With very young puppies of six or seven weeks, 25 foot drags with a small piece of deer liver, are a good start. Wait 15 minutes and then let the pup find that liver and have a good chew. After a couple of more weeks begin using a dribbled track of deer blood on the lawn. You can use pieces of deer liver or heart at the end. I like to add a handkerchief–sized scrap of raw deer hide as well for the pups to grab and shake. Wait until the blood dries before working the line.


An eight-week-old wirehaired dachshund puppy Elsa is working the scent line leading to a reward at the end.





Elsa is working the deer liver drag.







Elsa is enjoying a deer liver at the end of the track.

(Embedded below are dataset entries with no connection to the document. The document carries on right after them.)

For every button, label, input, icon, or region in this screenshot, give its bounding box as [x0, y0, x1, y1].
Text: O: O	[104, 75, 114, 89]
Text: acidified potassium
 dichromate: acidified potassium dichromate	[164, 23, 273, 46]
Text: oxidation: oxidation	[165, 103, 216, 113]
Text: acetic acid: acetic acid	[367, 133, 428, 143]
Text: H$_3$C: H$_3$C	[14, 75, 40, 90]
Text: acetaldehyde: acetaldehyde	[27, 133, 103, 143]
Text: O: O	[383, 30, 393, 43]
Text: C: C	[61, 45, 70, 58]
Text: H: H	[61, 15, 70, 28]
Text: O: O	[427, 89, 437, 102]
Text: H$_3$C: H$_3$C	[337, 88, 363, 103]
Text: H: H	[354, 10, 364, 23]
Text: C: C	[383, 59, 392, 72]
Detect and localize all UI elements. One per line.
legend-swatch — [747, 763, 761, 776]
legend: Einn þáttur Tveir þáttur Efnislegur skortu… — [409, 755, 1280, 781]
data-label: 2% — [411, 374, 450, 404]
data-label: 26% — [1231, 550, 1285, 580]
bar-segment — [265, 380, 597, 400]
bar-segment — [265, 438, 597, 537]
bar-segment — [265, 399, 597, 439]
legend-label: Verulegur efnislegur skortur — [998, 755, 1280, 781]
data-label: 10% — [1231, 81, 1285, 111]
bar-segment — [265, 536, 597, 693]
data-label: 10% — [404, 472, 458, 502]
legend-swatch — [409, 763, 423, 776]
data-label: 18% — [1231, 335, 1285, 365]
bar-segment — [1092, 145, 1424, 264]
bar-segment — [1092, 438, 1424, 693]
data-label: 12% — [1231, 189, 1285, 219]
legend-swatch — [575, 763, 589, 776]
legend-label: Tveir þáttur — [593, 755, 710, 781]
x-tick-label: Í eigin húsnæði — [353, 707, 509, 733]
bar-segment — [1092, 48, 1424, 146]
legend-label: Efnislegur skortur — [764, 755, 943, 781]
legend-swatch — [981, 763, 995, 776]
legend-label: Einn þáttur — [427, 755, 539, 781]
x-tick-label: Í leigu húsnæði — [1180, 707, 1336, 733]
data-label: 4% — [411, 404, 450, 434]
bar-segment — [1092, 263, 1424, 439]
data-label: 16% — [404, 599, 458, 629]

At ten weeks introduce a 20-foot-length of plastic clothesline as a tracking leash. This is light and friction-free. Pups don’t seem to notice it, but if they have lapses of attention, you have some control. Work up from 25 to 100 yards, adding right angle turns to that the pup has to work a check.

Don’t be afraid to work a pup on line two to four hours old and gradually space the blood drops or dabs out to three feet. Your pup has plenty of nose to smell a spot of blood that is right there giving off scent. The limiting factor for the young pup is brain power to process the information that his nose brings in to him. Help your pup develop this.

You can’t be doing your training exercises over and over again on the front lawn. Puppy has a nose and a memory to remind him of what you did a week ago. At around 14 weeks it is time to move out to the woods; here open hard woods are best. For one thing you get away from wind that spreads out and blurs the scent line at his early stage of development. It’s also easier to mark the line on trees at your eye level so that the pup doesn’t see them.

There’s no cookbook recipe and schedule appropriate for all puppies all of the time. The secret is to keep the line just difficult enough so that the pup has some challenge as he succeeds. If you make things too easy the pup will get bored. In most cases you will accomplish more with well-planned sessions twice a week than with drills every day. Go with the flow of weather and temperature. A line laid in the evening ages little before the cool of the following morning.

Text by John Jeanneney; pictures by Jolanta Jeanneney

1 comment:

Anonymous said...

I agree that the sooner a pup is started on its future quarry the better chance is has of becoming a useful hunting partner. I let my 3 week old pups chew on opened rabbit carcases. By six weeks they are tracking scent lines of dragged dead rabbits. By five months I expect them to be able to find, flush and run their own rabbits, if only for a few hundred feet. Exposure to game at an early age sets their little minds on quarry, as you say, and hunters reap the benefits. Good blog...always great to read about working dachshunds.